Especially since he was in some cases writing about events that happened ~500 years ago, I'm also interested in some of the issues with Plutarch's histories.
One of the reasons Plutarch is so useful is that he used earlier histories, many of which no longer survive, when writing his Lives. That said, he was writing biography, not history: his concern is with the individuals he is profiling and their place within events. His main purpose is to show how an individual's character affected his ultimate fate, and he usually ends each Life with a moral assessment of the subject. With respect to Plutarch writing 500 years (or longer) after the time of some of his subjects, generally the closer the subject was to Plutarch's own time, the more reliable the account. So for the biographies of the figures of the late Roman Republic (Caesar, Pompey, etc), for example, there would have been plenty of sources for Plutarch to use, some of which survive today, some of which do not. At the other end of the scale are his biographies of legendary figures like Romulus and Theseus, which probably contain little or no historical fact.
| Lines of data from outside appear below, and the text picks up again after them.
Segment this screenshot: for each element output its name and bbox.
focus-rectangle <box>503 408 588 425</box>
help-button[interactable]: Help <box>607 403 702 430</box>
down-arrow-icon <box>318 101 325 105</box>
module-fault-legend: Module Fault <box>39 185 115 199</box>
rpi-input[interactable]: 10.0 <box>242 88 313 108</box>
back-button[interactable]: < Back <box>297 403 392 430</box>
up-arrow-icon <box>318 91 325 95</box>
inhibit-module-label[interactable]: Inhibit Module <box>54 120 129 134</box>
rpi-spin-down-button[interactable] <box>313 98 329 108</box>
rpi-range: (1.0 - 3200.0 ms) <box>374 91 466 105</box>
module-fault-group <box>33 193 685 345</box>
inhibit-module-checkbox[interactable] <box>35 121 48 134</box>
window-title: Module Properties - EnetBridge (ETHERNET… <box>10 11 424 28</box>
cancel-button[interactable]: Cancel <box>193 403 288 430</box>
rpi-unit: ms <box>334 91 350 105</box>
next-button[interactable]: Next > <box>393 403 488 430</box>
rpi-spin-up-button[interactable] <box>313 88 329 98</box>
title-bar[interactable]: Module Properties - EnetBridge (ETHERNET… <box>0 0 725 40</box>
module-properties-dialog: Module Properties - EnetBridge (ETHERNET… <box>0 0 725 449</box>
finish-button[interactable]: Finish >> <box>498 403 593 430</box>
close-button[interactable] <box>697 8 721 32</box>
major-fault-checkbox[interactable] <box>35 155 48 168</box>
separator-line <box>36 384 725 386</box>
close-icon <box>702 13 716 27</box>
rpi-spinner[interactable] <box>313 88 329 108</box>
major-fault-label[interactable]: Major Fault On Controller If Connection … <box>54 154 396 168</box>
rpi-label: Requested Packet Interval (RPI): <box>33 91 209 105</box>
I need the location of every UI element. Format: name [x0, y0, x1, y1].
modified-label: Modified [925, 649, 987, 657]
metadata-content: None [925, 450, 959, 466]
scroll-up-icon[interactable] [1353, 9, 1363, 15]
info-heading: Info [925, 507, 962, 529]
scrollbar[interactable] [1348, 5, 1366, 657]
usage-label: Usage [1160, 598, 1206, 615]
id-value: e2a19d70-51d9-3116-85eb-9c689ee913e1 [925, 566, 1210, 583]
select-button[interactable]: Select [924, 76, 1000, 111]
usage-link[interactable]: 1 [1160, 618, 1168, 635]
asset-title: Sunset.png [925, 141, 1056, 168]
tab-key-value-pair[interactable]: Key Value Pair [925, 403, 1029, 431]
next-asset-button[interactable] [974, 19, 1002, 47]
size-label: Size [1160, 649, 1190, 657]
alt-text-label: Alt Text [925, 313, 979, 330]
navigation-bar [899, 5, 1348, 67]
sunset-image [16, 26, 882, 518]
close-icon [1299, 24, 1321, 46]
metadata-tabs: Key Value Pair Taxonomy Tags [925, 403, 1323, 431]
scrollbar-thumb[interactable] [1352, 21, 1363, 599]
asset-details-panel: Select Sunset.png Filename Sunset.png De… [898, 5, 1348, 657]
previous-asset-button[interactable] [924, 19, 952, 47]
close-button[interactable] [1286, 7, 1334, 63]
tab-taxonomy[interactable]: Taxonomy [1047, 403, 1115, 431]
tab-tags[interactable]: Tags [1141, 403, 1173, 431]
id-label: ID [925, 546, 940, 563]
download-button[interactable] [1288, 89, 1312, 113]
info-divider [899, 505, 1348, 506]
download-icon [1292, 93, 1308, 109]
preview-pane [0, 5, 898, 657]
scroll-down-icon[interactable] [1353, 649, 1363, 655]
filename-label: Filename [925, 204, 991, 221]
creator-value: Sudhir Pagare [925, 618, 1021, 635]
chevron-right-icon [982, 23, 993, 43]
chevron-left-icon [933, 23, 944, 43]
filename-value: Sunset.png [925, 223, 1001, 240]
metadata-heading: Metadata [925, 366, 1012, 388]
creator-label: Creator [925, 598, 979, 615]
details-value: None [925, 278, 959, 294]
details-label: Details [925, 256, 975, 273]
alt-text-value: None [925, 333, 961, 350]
It should be stated that the tradition of biography in the ancient world wasn't quite as strictly factual as we would like to think. Specific details were often filled in entirely with whatever the biographer felt could have happened, or what the people might have said.
Another thing about Plutarch is that there are known inconsistencies even within the Parallel Lives. Christopher Pelling wrote an article called "Plutarch's Method of Work in the Roman Lives" that deals with this very issue. For example: Lucullus was likely written long before Cicero, Caesar, Pompey, Cato, and Crassus even though the figures themselves lived relatively near to one another chronologically. What is interesting is that Lucullus depicts events differently than they are shown in the other Lives that describe the same event. The theory is that Plutarch likely found a different source and incorporated that into the later Lives and left Lucullus unchanged.
There are suggestions that the Lives that take place in the Late Roman Republic used certain sources that no longer survive. Sallust's Histories is believed to have been used but it only survives today in fragments. Pollio wrote a history in the first century BCE that was used for by both Plutarch and Appian, but unfortunately that doesn't survive at all.
If you're interested in Plutarch I would highly recommend Pelling's work as well as the work done by Manuel Troster, C. P. Jones, and Simon Swain.